Hardware issues can cause nodes to become unhealthy. When Auto Reboot is enabled, an unhealthy and drained node (no workloads) will be rebooted automatically to attempt recovery.

You can enable Auto Reboot only when Auto Pause Schedule is enabled.

Quota

Click Quota under the config menu to open the Node Group Quota page.

The page has two sections:

Workspace Quota
User Quota

Workspace Quota

If a node group is shared by multiple workspaces, you may want to limit total resource usage for the current workspace.

For example, if you are in a workspace named "test-workspace", you'll see a quota card named "test-workspace" in the workspace quota section.
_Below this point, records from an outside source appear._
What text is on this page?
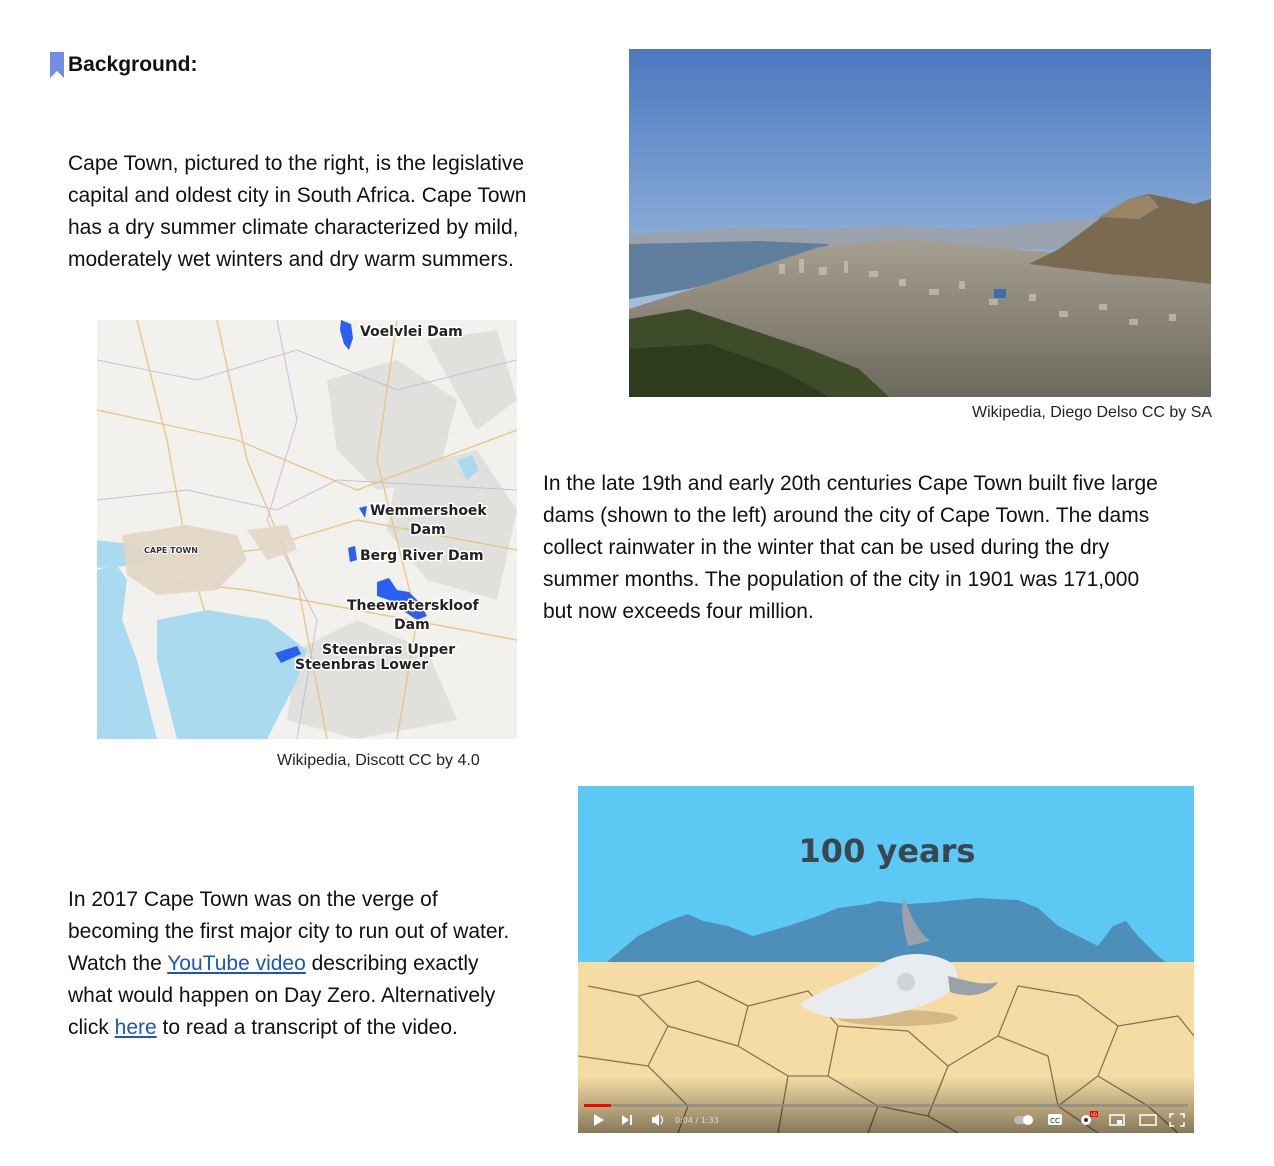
Background:
Cape Town, pictured to the right, is the legislative
capital and oldest city in South Africa. Cape Town
has a dry summer climate characterized by mild,
moderately wet winters and dry warm summers.
Wikipedia, Diego Delso CC by SA
Voelvlei Dam
Wemmershoek
Dam
Berg River Dam
Theewaterskloof
Dam
Steenbras Upper
Steenbras Lower
CAPE TOWN
Wikipedia, Discott CC by 4.0
In the late 19th and early 20th centuries Cape Town built five large
dams (shown to the left) around the city of Cape Town. The dams
collect rainwater in the winter that can be used during the dry
summer months. The population of the city in 1901 was 171,000
but now exceeds four million.
In 2017 Cape Town was on the verge of
becoming the first major city to run out of water.
Watch the YouTube video describing exactly
what would happen on Day Zero. Alternatively
click here to read a transcript of the video.
100 years
0:04 / 1:33	CC
HD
By default, the quota isn't configured, which means the total resource usage in the node group isn't limited. The priority policy is set to "Best Effort".

Workspace Quota 0.6x

Click the edit button in the top-right corner of the card to configure:

GPU: Total GPU quota for the workspace (default: unlimited).
CPU: Total CPU quota for the workspace (default: unlimited).
Memory: Total memory quota for the workspace in GB (default: unlimited).
Max Priority: Maximum priority for the workspace.
Priority Policy: Priority policy for the workspace.
- Best Effort: Allocate resources according to workload priority as much as possible.
- Strict: Allocate resources strictly according to workload priority. If you select "Strict", configure the "Strict Queueing Scope" as either "within the workspace" or "across workspaces".

User Quota

You can also configure the user quota for the node group to allocate resource quota to users to run workloads.

User: The user to allocate the quota to.
GPU: Total GPU quota for the user (default: unlimited).
CPU: Total CPU quota for the user (default: unlimited).
Memory: Total memory quota for the user in GB (default: unlimited).
Max Priority: Maximum priority for the user.

Shapes

Shapes manage the resource configurations available in the node group. Refer to this documentation for details.

Container Image Acceleration

You can enable container image acceleration for the node group. With this feature, a node executing pods can pull container image data from other nodes in the group if the image is already cached there.

Click Image Acceleration under the config menu to open a configuration modal.

Image Acceleration

Select "Enabled" to turn on image acceleration for the node group. Select "Disabled" to turn it off.

After enabling, an image‑acceleration daemon is deployed on each node in the group. You can view it on the node detail page. The daemon uses one CPU core and one GB of memory by default, and up to two CPU cores and 16 GB of memory.